The Experts

Christine Nielsen and Maren Klinge

KlingeNielsen

Nielsen (left) and Klinge. Courtesy Lempertz

The photography department at Lempertz auction house in Cologne, Germany, is run by the two-person team of Dr. Christine Nielsen and Maren Klinge, who joined the firm within a month of each other in 2007.

Born in Düsseldorf, Nielsen earned a PhD in art history from the University of Bonn, where her dissertation focused on modern architecture in Germany in the 1920s. “I came into contact with photography as a scientific source early on,” she says. After a two-year traineeship at an agency that supported regional museums, she worked on a German/Polish research project on arts and architecture, researching late 19th- and early 20th-century photographs and materials at the Herder Institute in Marburg.

Klinge, who was born in Hanover, was captivated by photography early on. She received her first camera as a gift from her father when she was 14 years old. “I was fascinated by the ‘magical’ work in the darkroom,” she says, “so I finally installed a darkroom in my home.” Klinge also had a high school art teacher who was interested enough in photography to take her students to exhibitions of work by Umbo and Hans Finsler, among others. Klinge studied art history with a focus on the New Vision photographers of the 1920s, eventually writing her masters thesis at the Humbold-Universität in Berlin on the Bauhaus photograph Moï Ver. A stint as an intern at the Kicken Gallery followed. “Rudolf Kicken was very inspiring for me,” she says. “Working in his gallery opened my eyes to what the word ‘quality’ in photography really means.”

Given her background in New Vision photographers, it is not surprising that a László Moholy-Nagy portrait of the actress Ellen Frank, which sold in 2013 for €52,000, was a particular highlight for her. “It’s a strong close up, very direct, very cinematic,” she says.

Both experts point to the sale of Albert Renger-Patzsch’s 1929 The Bäumchen as a highlight of their careers: the work sold last fall for €136,400, after a bidding war. “It is not only one of the most beautiful and most important works by this photographer,” says Klinge, “but here we had this large-format print in absolutely excellent condition, matted and signed by the photographer himself.”

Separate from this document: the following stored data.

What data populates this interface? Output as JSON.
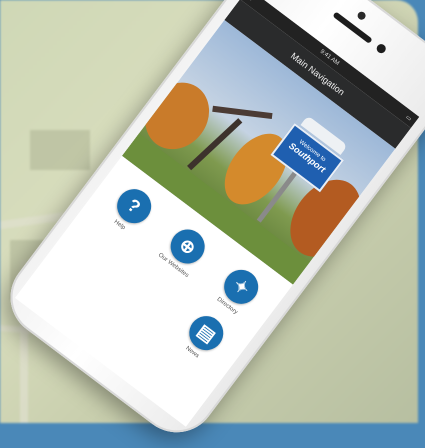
{
  "status_bar": {
    "time": "9:41 AM",
    "left_icon": "wifi-icon",
    "right_icon": "battery-icon"
  },
  "nav_bar": {
    "title": "Main Navigation"
  },
  "hero": {
    "sign_line1": "Welcome to",
    "sign_line2": "Southport"
  },
  "tiles": [
    {
      "icon": "help-icon",
      "glyph": "?",
      "label": "Help"
    },
    {
      "icon": "globe-icon",
      "glyph": "⊕",
      "label": "Our Websites"
    },
    {
      "icon": "compass-icon",
      "glyph": "✦",
      "label": "Directory"
    },
    {
      "icon": "",
      "glyph": "",
      "label": ""
    },
    {
      "icon": "",
      "glyph": "",
      "label": ""
    },
    {
      "icon": "news-icon",
      "glyph": "▤",
      "label": "News"
    }
  ],
  "colors": {
    "accent": "#1a6fb0",
    "navbar": "#2a2b2c",
    "frame": "#4a88b8"
  }
}
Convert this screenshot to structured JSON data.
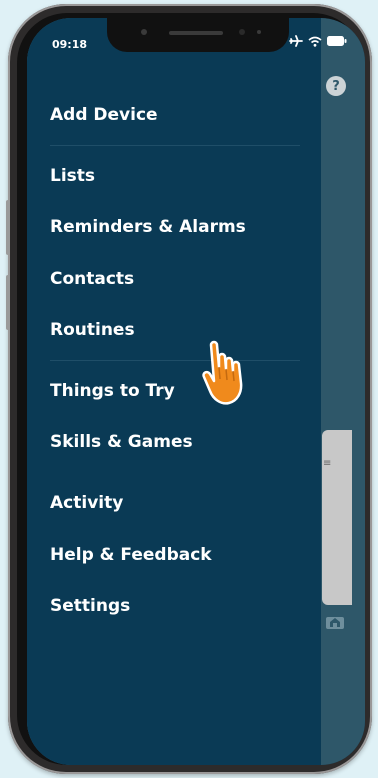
{
  "status_bar": {
    "time": "09:18"
  },
  "menu": {
    "items": [
      {
        "label": "Add Device"
      },
      {
        "label": "Lists"
      },
      {
        "label": "Reminders & Alarms"
      },
      {
        "label": "Contacts"
      },
      {
        "label": "Routines"
      },
      {
        "label": "Things to Try"
      },
      {
        "label": "Skills & Games"
      },
      {
        "label": "Activity"
      },
      {
        "label": "Help & Feedback"
      },
      {
        "label": "Settings"
      }
    ]
  },
  "icons": {
    "help": "question-icon",
    "home": "home-icon",
    "cursor": "hand-pointer-icon",
    "status": [
      "airplane-icon",
      "wifi-icon",
      "battery-icon"
    ]
  },
  "colors": {
    "drawer_bg": "#0a3a55",
    "app_bg": "#2e5769",
    "text": "#ffffff",
    "cursor_fill": "#f08a1c"
  }
}
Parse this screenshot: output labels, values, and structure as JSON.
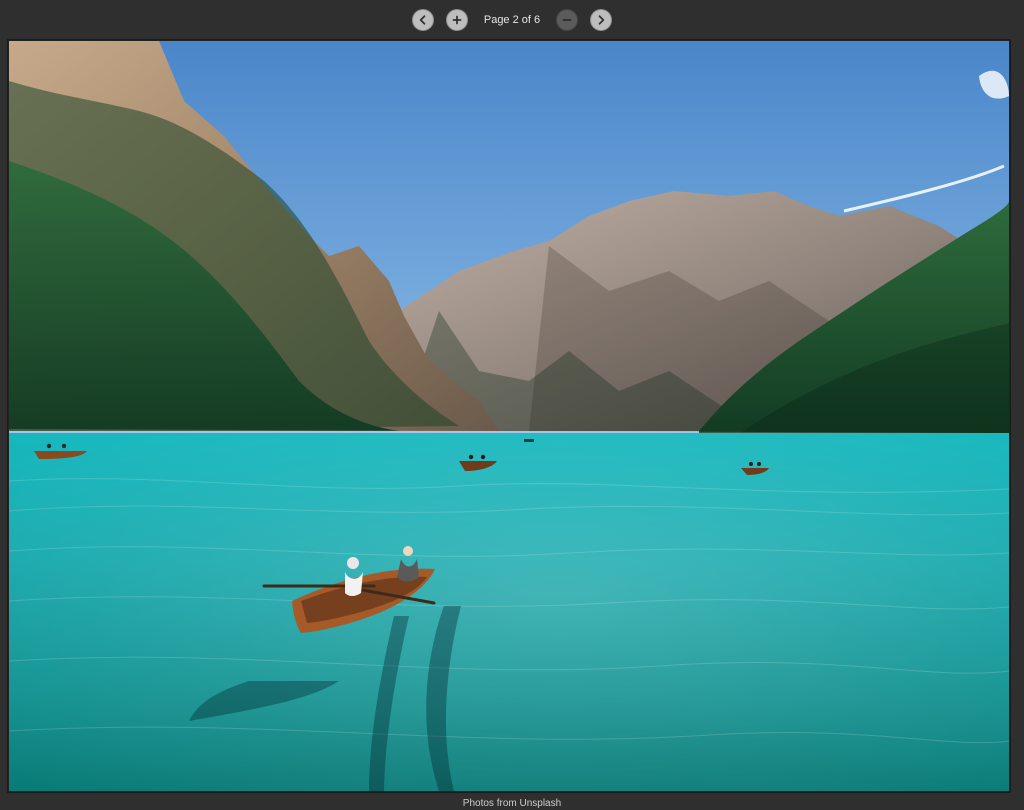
{
  "viewer": {
    "pagination_label": "Page 2 of 6",
    "caption": "Photos from Unsplash"
  },
  "icons": {
    "prev": "chevron-left-icon",
    "zoom_in": "plus-icon",
    "zoom_out": "minus-icon",
    "next": "chevron-right-icon"
  },
  "colors": {
    "toolbar_bg": "#2f2f2f",
    "button": "#bdbdbd",
    "button_disabled": "#5b5b5b",
    "sky_top": "#4a86c9",
    "sky_bottom": "#cfe6ff",
    "lake_top": "#17b3b7",
    "lake_bottom": "#0a7b77"
  }
}
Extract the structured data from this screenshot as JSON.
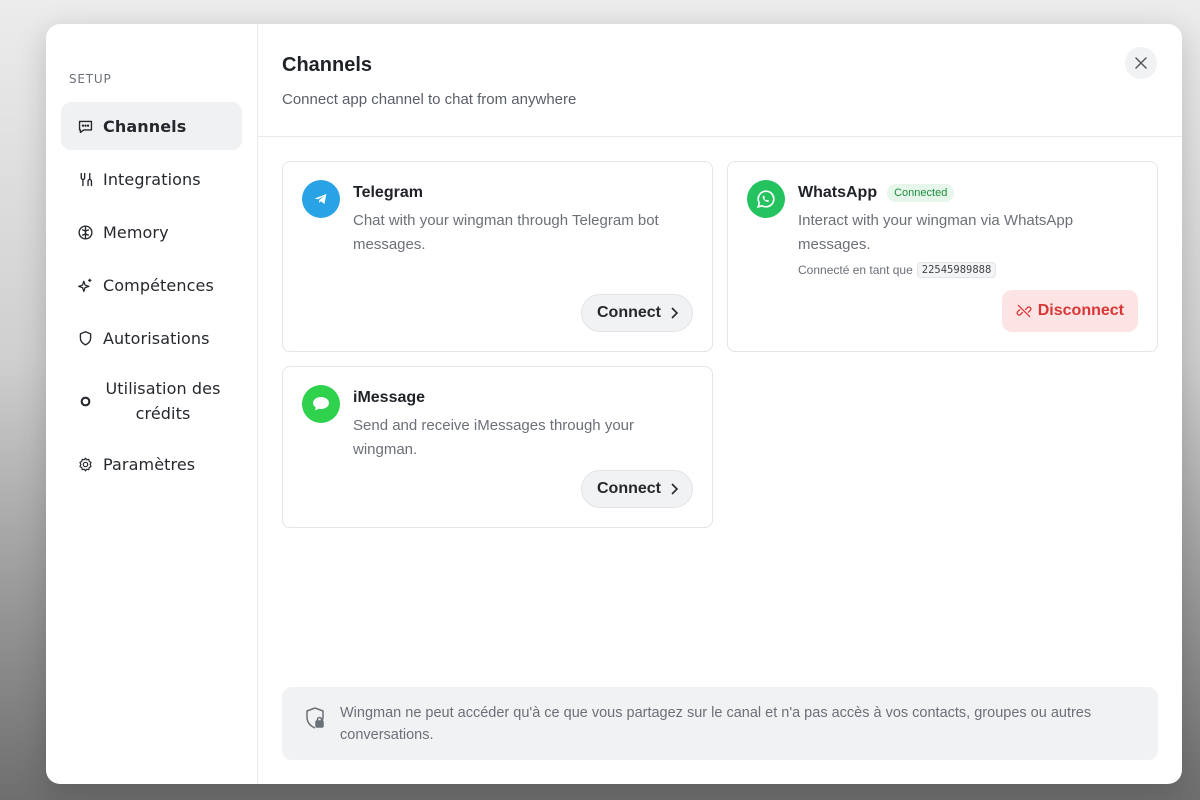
{
  "sidebar": {
    "section_label": "SETUP",
    "items": [
      {
        "label": "Channels",
        "icon": "chat-icon",
        "active": true
      },
      {
        "label": "Integrations",
        "icon": "integrations-icon"
      },
      {
        "label": "Memory",
        "icon": "brain-icon"
      },
      {
        "label": "Compétences",
        "icon": "sparkle-icon"
      },
      {
        "label": "Autorisations",
        "icon": "shield-icon"
      },
      {
        "label": "Utilisation des crédits",
        "icon": "dot-icon"
      },
      {
        "label": "Paramètres",
        "icon": "gear-icon"
      }
    ]
  },
  "header": {
    "title": "Channels",
    "subtitle": "Connect app channel to chat from anywhere"
  },
  "channels": {
    "telegram": {
      "name": "Telegram",
      "description": "Chat with your wingman through Telegram bot messages.",
      "button": "Connect",
      "icon_color": "#2aa3e6"
    },
    "whatsapp": {
      "name": "WhatsApp",
      "badge": "Connected",
      "description": "Interact with your wingman via WhatsApp messages.",
      "connected_as_label": "Connecté en tant que",
      "phone": "22545989888",
      "button": "Disconnect",
      "icon_color": "#25c35f"
    },
    "imessage": {
      "name": "iMessage",
      "description": "Send and receive iMessages through your wingman.",
      "button": "Connect",
      "icon_color": "#2fd14d"
    }
  },
  "notice": {
    "text": "Wingman ne peut accéder qu'à ce que vous partagez sur le canal et n'a pas accès à vos contacts, groupes ou autres conversations."
  },
  "colors": {
    "danger": "#d93636",
    "success": "#1e8e3e"
  }
}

“Lempertz has been offering works by contemporary photographers in the contemporary art sales for seven years now,” adds Nielsen, and German-born artists often do well in those sales, including Thomas Demand, Wolfgang Tillmans, and photographers from the Düsseldorf School who studied with Bernd and Hilla Becher.  But on the other end of the market, Nielsen says she has noticed a growing interest in early abstract photography from the prewar and postwar eras, including photograms, chemigrams, and light drawings. When the firm offered a sale of vintage NASA photographs in 2013, says Klinge, “the interest from the media and collectors was overwhelming, and the collection was completely sold out.” The total for the sale was €109,500.

The Lempertz sale on June 3 will include vintage architecture photographs from the 1920s and ‘30s as well as another great image by Renger-Patzsch, his 1925 Natternkopf, which Klinge calls “a great example of his ability to condense reality to very strong, graphic structures.”